How much calories does it take to raise the temperature of 225 g of H2O from 25 °C to 100 °C. (Specific heat of water 4.182 J/(g* °C)
I would use specific heat water as 1 cal/g*C and not do the Joule to calories conversion.
q = cal = mass H2O x specific heat H2O x (Tfinal-Tinitial).

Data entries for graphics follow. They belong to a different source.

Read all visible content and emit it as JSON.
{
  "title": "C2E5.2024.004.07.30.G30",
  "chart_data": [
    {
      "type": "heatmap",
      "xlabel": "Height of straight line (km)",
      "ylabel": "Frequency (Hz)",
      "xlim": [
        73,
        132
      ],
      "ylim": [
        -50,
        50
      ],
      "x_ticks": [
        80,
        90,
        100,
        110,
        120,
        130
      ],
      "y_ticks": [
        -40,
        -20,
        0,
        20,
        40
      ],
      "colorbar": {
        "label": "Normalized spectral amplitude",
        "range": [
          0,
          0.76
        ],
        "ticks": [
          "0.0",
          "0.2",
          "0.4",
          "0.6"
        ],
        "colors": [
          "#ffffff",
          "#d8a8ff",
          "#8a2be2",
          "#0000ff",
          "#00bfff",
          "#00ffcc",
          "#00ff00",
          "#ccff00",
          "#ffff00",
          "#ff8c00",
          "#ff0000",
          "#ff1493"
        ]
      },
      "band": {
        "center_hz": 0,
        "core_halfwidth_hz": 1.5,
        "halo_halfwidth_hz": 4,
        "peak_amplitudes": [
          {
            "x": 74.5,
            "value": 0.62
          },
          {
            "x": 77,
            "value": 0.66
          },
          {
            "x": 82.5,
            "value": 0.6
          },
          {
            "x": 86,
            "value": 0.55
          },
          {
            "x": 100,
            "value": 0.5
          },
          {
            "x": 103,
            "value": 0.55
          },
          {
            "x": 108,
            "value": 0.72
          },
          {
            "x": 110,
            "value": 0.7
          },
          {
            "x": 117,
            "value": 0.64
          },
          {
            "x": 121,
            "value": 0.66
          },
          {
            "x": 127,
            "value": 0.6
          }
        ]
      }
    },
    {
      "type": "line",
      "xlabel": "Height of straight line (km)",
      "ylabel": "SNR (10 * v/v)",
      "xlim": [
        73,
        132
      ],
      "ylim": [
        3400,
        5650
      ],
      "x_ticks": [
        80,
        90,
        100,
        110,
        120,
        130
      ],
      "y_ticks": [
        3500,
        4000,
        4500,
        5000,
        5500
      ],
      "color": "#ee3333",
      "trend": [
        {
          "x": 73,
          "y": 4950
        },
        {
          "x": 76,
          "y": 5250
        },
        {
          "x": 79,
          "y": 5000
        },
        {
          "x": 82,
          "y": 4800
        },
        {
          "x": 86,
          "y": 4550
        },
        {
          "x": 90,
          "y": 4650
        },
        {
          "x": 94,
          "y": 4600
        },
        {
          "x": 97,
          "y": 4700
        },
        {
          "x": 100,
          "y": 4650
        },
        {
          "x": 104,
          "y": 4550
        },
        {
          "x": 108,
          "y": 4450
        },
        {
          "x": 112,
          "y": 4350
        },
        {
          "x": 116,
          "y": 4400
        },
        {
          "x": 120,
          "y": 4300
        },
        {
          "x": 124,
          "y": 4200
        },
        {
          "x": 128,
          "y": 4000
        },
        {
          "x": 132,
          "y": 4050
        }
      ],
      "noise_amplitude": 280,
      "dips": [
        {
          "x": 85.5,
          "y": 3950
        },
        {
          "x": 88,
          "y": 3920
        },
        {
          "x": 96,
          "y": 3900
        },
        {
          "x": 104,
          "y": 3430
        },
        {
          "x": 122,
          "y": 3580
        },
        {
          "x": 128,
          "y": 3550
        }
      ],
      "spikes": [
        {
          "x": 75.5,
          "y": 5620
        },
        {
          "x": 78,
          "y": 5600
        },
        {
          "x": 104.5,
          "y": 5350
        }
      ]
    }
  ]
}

If you want to use 4.182 J/g*C, the do that and convert to cal by
1 cal = 4.182 J.
To calculate the amount of calories needed to raise the temperature of water, you can use the specific heat formula:
Q = m * c * ΔT
Where:
Q is the amount of heat energy needed (in calories),
m is the mass of the substance (in grams),
c is the specific heat capacity of the substance (in J/(g*°C)),
ΔT is the change in temperature.
In this case, you are given the mass (m) of 225 g of water, the specific heat capacity of water (c) as 4.182 J/(g*°C), and the change in temperature (ΔT) from 25 °C to 100 °C.
Let's plug the values into the formula:
Q = 225 g * 4.182 J/(g*°C) * (100 °C - 25 °C)
Q = 225 g * 4.182 J/(g*°C) * 75 °C
Now we can calculate the answer.
Q = 70439.5 J
To convert this value to calories, we divide by 4.184 (since 1 calorie is equal to 4.184 joules):
Q = 70439.5 J / 4.184
Q ≈ 16,853.5 calories
Therefore, it takes approximately 16,853.5 calories to raise the temperature of 225 g of water from 25 °C to 100 °C.